My question is this - I don't know what to offer her w/ out offending (assuming the fleeces are decent quality). Would any of you have a suggestion as to what to offer with out low balling it??
Thank you for your help ladies


----------



## Marchwind (May 10, 2002)

I would want to see much better pictures of the fleeces you want. A photo of the inside (shorn side) and a picture of the outside. Ask for a picture of the staple length next to a ruler. Personally I wouldn't want it if it was less than 4", but that's me. Would you go to pick them up? From the picture provided I'm not sure I would touch it, way too full of vegetable matter (VM). How long is the staple of the fleece? Before offering anything I'd want answers to those things,

If it is a fleece that is in good shape $5 is a good deal. You also do not need to buy the full fleece if they sell it buy the pound buy a pound and try it. I've never heard of a Shakerdale sheep. Off to look them up.

That's my advice. This time of year fleece are easy to be found. Just because someone is selling them doesn't mean they are worth the money.


----------



## Rosepath (Feb 18, 2011)

I agree with Marchwind, that picture doesn't look like the fleece is worth even a dollar a pound, it's got a lot of stuff in it that's not wool.


----------



## romysbaskets (Aug 29, 2009)

I have come to understand just how different each breed's wool can be.
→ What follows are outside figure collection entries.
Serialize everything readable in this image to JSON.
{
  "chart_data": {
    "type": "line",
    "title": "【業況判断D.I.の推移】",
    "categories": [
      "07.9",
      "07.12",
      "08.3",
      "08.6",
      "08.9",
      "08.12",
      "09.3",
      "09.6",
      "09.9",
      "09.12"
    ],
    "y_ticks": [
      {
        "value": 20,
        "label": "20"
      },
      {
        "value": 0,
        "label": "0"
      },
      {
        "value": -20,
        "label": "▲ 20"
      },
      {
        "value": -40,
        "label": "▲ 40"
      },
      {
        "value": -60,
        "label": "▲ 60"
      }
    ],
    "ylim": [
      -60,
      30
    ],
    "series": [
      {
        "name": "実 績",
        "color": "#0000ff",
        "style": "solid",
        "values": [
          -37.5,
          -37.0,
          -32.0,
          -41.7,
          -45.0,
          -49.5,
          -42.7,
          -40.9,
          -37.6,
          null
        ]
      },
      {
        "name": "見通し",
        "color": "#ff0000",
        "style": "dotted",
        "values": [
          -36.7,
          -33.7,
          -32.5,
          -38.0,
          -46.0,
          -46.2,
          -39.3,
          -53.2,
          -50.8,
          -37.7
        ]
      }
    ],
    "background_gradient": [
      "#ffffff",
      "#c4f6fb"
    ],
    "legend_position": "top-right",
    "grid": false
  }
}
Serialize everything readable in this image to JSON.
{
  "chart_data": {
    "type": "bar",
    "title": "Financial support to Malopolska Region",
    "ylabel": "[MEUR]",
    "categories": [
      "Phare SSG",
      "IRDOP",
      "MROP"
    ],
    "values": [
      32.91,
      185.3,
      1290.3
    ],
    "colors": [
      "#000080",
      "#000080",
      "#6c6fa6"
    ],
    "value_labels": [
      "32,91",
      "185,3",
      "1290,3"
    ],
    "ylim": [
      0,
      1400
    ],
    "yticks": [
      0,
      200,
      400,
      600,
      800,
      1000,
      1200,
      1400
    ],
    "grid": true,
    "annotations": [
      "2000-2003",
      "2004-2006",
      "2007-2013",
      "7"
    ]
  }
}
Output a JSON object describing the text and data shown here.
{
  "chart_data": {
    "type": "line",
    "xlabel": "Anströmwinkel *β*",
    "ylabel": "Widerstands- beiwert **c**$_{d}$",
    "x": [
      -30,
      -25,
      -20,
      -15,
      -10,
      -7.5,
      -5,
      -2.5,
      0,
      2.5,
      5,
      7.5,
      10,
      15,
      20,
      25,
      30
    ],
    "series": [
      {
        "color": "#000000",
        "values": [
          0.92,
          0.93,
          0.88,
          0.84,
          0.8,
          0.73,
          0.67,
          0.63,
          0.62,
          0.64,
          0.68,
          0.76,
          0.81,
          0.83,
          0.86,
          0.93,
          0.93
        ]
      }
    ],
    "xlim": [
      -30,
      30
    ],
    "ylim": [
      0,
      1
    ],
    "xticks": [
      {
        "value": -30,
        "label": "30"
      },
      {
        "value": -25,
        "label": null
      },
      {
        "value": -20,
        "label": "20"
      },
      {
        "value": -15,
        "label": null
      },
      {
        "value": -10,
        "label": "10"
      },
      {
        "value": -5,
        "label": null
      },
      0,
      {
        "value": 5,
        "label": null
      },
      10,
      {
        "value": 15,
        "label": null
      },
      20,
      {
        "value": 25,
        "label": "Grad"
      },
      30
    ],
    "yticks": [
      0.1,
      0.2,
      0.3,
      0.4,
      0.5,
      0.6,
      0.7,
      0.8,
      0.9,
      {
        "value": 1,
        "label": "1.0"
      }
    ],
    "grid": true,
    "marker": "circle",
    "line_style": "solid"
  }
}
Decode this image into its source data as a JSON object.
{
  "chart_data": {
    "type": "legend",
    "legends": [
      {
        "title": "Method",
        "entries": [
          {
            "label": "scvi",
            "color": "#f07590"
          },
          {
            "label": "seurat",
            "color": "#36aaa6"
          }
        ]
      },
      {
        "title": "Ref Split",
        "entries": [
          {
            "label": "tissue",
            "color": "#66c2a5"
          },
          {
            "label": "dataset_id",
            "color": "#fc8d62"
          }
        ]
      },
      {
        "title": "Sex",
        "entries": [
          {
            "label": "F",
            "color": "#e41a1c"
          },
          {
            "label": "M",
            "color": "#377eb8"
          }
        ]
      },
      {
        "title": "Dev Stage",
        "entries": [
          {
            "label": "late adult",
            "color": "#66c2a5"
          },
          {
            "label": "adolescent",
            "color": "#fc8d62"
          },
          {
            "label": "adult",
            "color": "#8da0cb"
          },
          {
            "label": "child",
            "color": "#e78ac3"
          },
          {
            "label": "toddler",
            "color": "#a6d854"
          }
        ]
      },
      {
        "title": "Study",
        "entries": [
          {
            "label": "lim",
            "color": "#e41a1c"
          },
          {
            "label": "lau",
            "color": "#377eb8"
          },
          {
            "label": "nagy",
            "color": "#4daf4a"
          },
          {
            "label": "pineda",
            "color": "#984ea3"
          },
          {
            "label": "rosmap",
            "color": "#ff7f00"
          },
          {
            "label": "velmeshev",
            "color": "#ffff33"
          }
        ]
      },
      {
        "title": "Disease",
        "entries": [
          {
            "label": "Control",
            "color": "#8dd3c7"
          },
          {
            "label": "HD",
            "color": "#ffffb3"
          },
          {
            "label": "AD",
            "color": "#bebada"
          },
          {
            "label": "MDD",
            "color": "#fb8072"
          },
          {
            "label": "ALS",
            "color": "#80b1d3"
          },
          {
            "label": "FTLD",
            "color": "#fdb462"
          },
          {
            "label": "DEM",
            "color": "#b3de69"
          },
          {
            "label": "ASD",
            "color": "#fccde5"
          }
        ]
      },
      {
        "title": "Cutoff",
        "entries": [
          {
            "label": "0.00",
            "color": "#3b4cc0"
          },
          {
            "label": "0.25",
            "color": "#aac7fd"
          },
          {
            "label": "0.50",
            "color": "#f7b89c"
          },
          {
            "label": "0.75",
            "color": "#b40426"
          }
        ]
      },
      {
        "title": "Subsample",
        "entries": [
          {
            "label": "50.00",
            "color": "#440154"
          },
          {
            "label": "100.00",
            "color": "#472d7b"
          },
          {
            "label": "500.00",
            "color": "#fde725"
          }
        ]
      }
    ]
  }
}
This said, the work involved in a VM filled fleece can be intense. I have seen fine fleece much cheaper than $5 a lb that would be a fraction of the effort to scour. Even with shipping, you can buy a very good fleece for less. I prefer getting a fleece for the flat price. I have gotten mine unskirted so far except for one from Average Jo which was a divine Mohair that was skirted and very clean plus very reasonable.

If you have doubts on how to select a fleece after doing some reading online about this, I do recommend a little research first....Look at pics of good fleece and see how they compare. Below is the listing I bought from Average Jo. Look at the lovely long locks without the VM. This cost me $40 for 4 lbs 9 ozs that had zero waste, what fun to spin...I loved it and it was worth every penny. For the same $40, you might buy an 8 lb fleece but have to cut off a lot, trim off even more than usual to as it has so much VM to remove...then if there is alot left even that which looks useable..it will simply take too much time to make it spinnable. Please let us know what you did?

http://www.homesteadingtoday.com/co...r-fleece-raw-dark-light-gray-nw-illinois.html

I looked up the breed of sheep, somewhat rare but I agree with the ladies above....you want a fleece that you can work with if paying $5 a lb.


----------